Annoncer ou pas les décès en Unité Alzheimer, vaste débat ! Pourtant seule l'émotion rend le deuil possible. Explications du docteur François Bonnevay
Les personnes désorientées aussi ont le droit de pleurer
Faut-il annoncer les décès aux résidents désorientés ? A cette question, le docteur François Bonnevay répond par un oui énergique. C'est autour du droit aux émotions, que le Responsable de l'Unité Alzheimer du Centre Hospitalier Intercommunal Marmande Tonneins (CIHMT) prône une prise en charge globale du résident. Parce que le droit aux émotions, c'est le droit à la vie.

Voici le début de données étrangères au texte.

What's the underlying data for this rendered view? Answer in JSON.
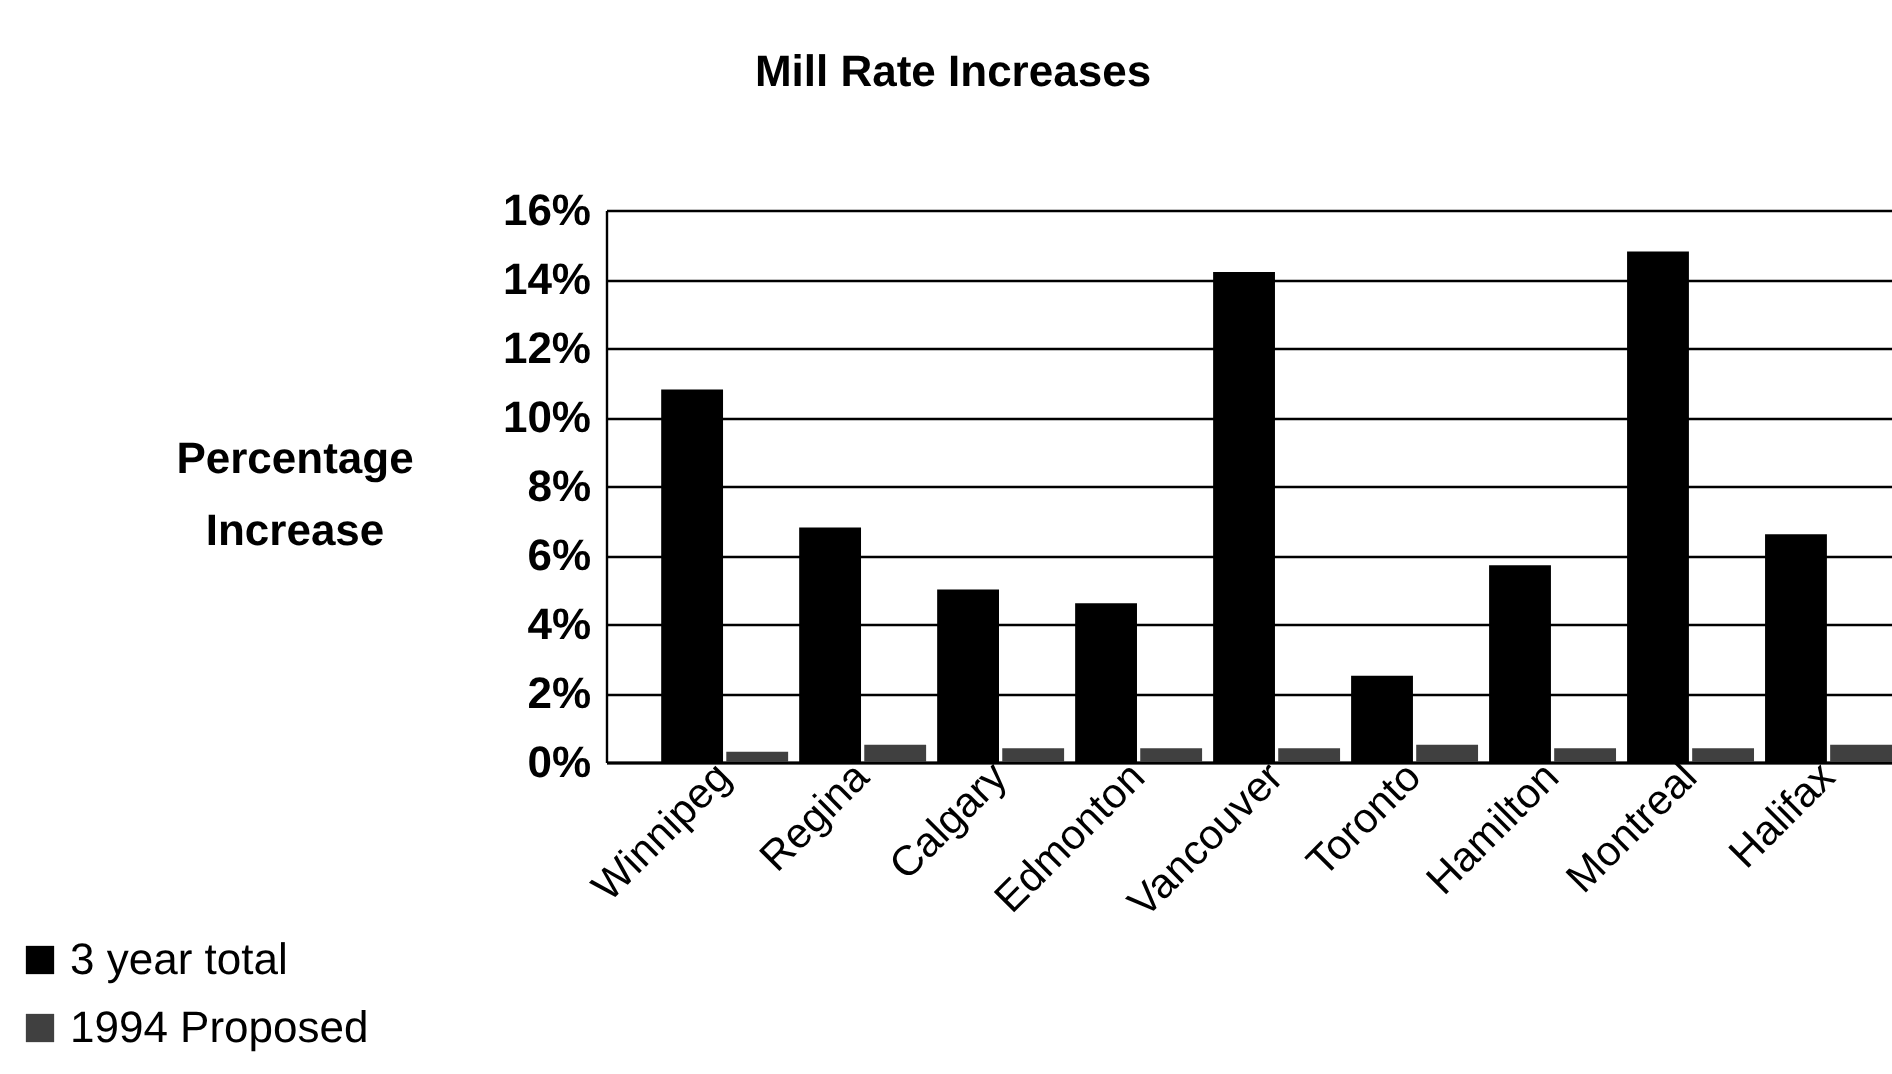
{
  "chart_data": {
    "type": "bar",
    "title": "Mill Rate Increases",
    "ylabel": "Percentage Increase",
    "categories": [
      "Winnipeg",
      "Regina",
      "Calgary",
      "Edmonton",
      "Vancouver",
      "Toronto",
      "Hamilton",
      "Montreal",
      "Halifax"
    ],
    "series": [
      {
        "name": "3 year total",
        "color": "#000000",
        "values": [
          10.8,
          6.8,
          5.0,
          4.6,
          14.2,
          2.5,
          5.7,
          14.8,
          6.6
        ]
      },
      {
        "name": "1994 Proposed",
        "color": "#404040",
        "values": [
          0.3,
          0.5,
          0.4,
          0.4,
          0.4,
          0.5,
          0.4,
          0.4,
          0.5
        ]
      }
    ],
    "ylim": [
      0,
      16
    ],
    "yticks": [
      {
        "value": 0,
        "label": "0%"
      },
      {
        "value": 2,
        "label": "2%"
      },
      {
        "value": 4,
        "label": "4%"
      },
      {
        "value": 6,
        "label": "6%"
      },
      {
        "value": 8,
        "label": "8%"
      },
      {
        "value": 10,
        "label": "10%"
      },
      {
        "value": 12,
        "label": "12%"
      },
      {
        "value": 14,
        "label": "14%"
      },
      {
        "value": 16,
        "label": "16%"
      }
    ],
    "grid": "y",
    "legend": "bottom left"
  }
}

Pour commencer, le médecin pointe une contradiction. " Les personnes désorientées entrent en Unité Alzheimer par la grande porte, souligne-t-il. On leur présente l'équipe, les autres résidents, les lieux. Pourquoi après six mois, un an, deux ans de vie commune, ces mêmes personnes sortiraient-ils en catimini par la porte de service ? Ici on ne cache pas les décès, même en unité Alzheimer. " Aussi depuis l'ouverture, il y a dix ans, de cette unité de 25 lits, un cérémonial est en vigueur. " Quand un patient décède, raconte le médecin, sa dépouille traverse l'unité, à visage découvert. Elle s'arrête dans le lieu de vie central, où ont lieu les repas et les activités. Là, nous annonçons le décès puis proposons un moment de recueillement. Cacher le décès signifie que l'on disparaît de cet endroit sans raison, sans explication. C'est inadmissible. " Pendant quelques jours, la photo du défunt est posée dans le lieu de vie, éclairée par une bougie.

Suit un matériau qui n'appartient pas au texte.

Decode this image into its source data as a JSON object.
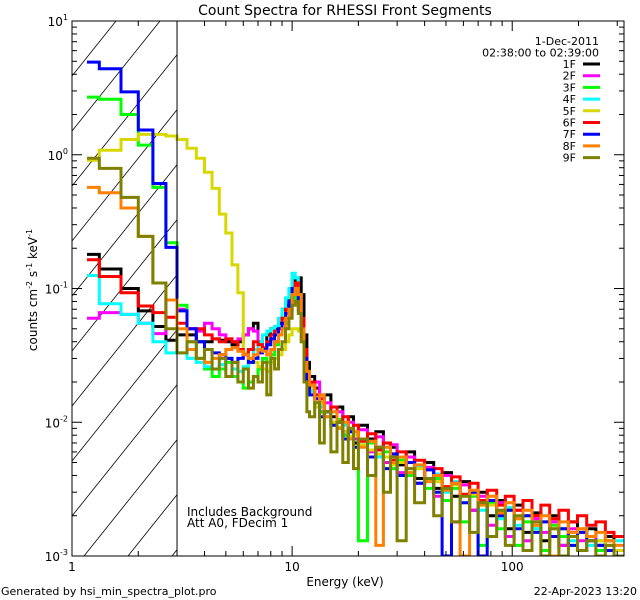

Il a fallu toutefois un peu de pédagogie pour convaincre les familles de la démarche. Certaines craignaient que la nouvelle, la vision du corps inerte, les larmes, ne traumatisent leurs parents. " Si on nie la capacité de la personne désorientée à éprouver de la peine, on nie sa capacité à éprouver de la joie, argumente le Docteur François Bonnevay. Cette approche est contraire à notre philosophie de prise en charge, qui est fondée sur le plaisir. Ainsi nous cherchons, en nous adaptant aux souhaits des résidents, à pacifier tous les moments de la journée : réveil, toilette, repas, heure du coucher. "

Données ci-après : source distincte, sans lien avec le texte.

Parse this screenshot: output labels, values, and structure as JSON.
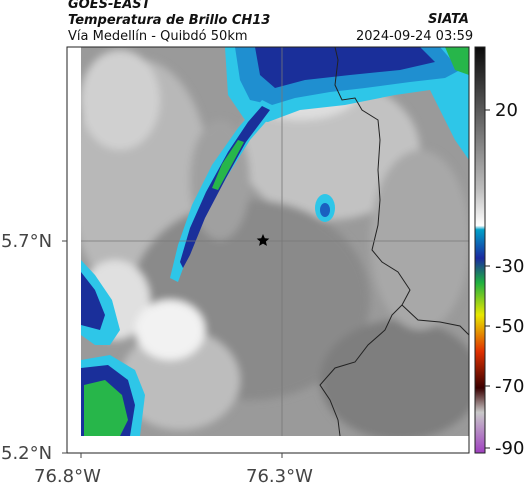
{
  "header": {
    "satellite": "GOES-EAST",
    "product": "Temperatura de Brillo CH13",
    "region": "Vía Medellín - Quibdó 50km",
    "agency": "SIATA",
    "timestamp": "2024-09-24 03:59"
  },
  "axes": {
    "y_ticks": [
      "5.7°N",
      "5.2°N"
    ],
    "x_ticks": [
      "76.8°W",
      "76.3°W"
    ]
  },
  "colorbar": {
    "ticks": [
      "20",
      "-30",
      "-50",
      "-70",
      "-90"
    ],
    "colors": [
      "#0a0a0a",
      "#bdbdbd",
      "#ffffff",
      "#00a0c8",
      "#1a2aa0",
      "#1eb040",
      "#e8e800",
      "#e03000",
      "#3a0000",
      "#c8c8c8",
      "#a040c0"
    ]
  },
  "map": {
    "marker": "star-marker",
    "colors": {
      "background": "#9a9a9a",
      "warm_gray": "#8c8c8c",
      "light_gray": "#d6d6d6",
      "cloud_cyan": "#2ec6e8",
      "cloud_blue": "#1a2f9a",
      "cloud_green": "#27b64a",
      "border_line": "#222222"
    }
  }
}
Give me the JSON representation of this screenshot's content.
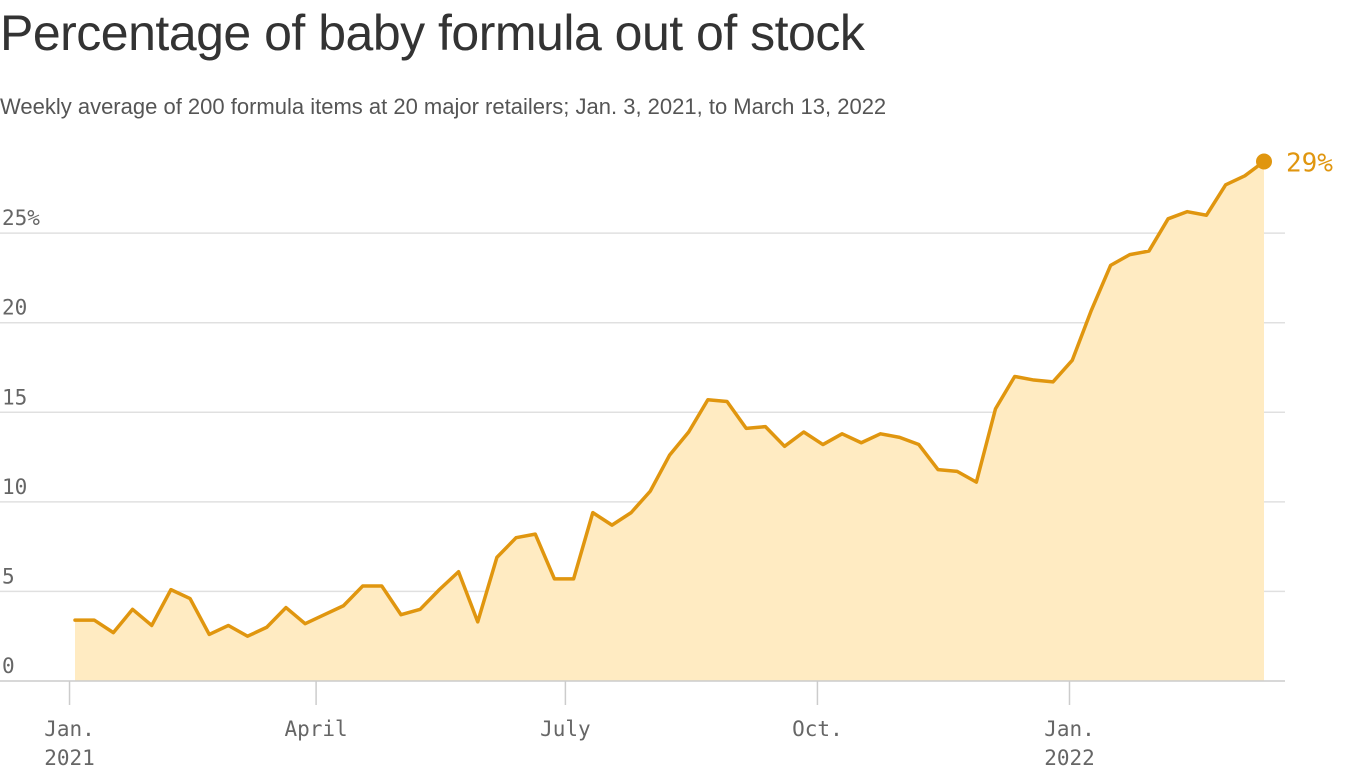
{
  "chart_data": {
    "type": "area",
    "title": "Percentage of baby formula out of stock",
    "subtitle": "Weekly average of 200 formula items at 20 major retailers; Jan. 3, 2021, to March 13, 2022",
    "x_start": "2021-01-03",
    "x_step_days": 7,
    "y": [
      3.4,
      3.4,
      2.7,
      4.0,
      3.1,
      5.1,
      4.6,
      2.6,
      3.1,
      2.5,
      3.0,
      4.1,
      3.2,
      3.7,
      4.2,
      5.3,
      5.3,
      3.7,
      4.0,
      5.1,
      6.1,
      3.3,
      6.9,
      8.0,
      8.2,
      5.7,
      5.7,
      9.4,
      8.7,
      9.4,
      10.6,
      12.6,
      13.9,
      15.7,
      15.6,
      14.1,
      14.2,
      13.1,
      13.9,
      13.2,
      13.8,
      13.3,
      13.8,
      13.6,
      13.2,
      11.8,
      11.7,
      11.1,
      15.2,
      17.0,
      16.8,
      16.7,
      17.9,
      20.7,
      23.2,
      23.8,
      24.0,
      25.8,
      26.2,
      26.0,
      27.7,
      28.2,
      29.0
    ],
    "x_ticks": [
      {
        "date": "2021-01-01",
        "line1": "Jan.",
        "line2": "2021"
      },
      {
        "date": "2021-04-01",
        "line1": "April",
        "line2": ""
      },
      {
        "date": "2021-07-01",
        "line1": "July",
        "line2": ""
      },
      {
        "date": "2021-10-01",
        "line1": "Oct.",
        "line2": ""
      },
      {
        "date": "2022-01-01",
        "line1": "Jan.",
        "line2": "2022"
      }
    ],
    "y_ticks": [
      {
        "value": 0,
        "label": "0"
      },
      {
        "value": 5,
        "label": "5"
      },
      {
        "value": 10,
        "label": "10"
      },
      {
        "value": 15,
        "label": "15"
      },
      {
        "value": 20,
        "label": "20"
      },
      {
        "value": 25,
        "label": "25%"
      }
    ],
    "ylim": [
      0,
      29
    ],
    "end_label": "29%",
    "grid": true,
    "colors": {
      "line": "#e0960f",
      "fill": "#ffebc2",
      "grid": "#e0e0e0",
      "axis": "#cccccc"
    }
  }
}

Chacun ici a donc le droit à la gaité comme à la tristesse. D'autant que pleurer ne traumatise pas. Au contraire... " Dans un fonctionnement cognitif altéré, la raison n'a pas de prise, poursuit le médecin. L'émotion apparaît comme la voie efficace pour inscrire l'événement dans l'esprit de la personne désorientée. Quand les résidents ont entendu l'annonce, quand ils ont pu pleurer, ils ne cherchent pas les défunts ensuite. " Et de citer l'histoire édifiante d'un couple de résident de l'Unité Alzheimer : devant la dépouille de son mari, la femme désorientée a nié le décès, prétendu que son conjoint dormait. Après l'annonce " officielle " du décès et le recueillement, la résidente n'a pas demandé ce que son mari était devenu.
A noter que pour le Docteur Bonnevay, cette transparence vaut également pour le domicile. Si la personne touchée par une altération cognitive assiste à la cérémonie, va au cimetière, elle peut faire son deuil.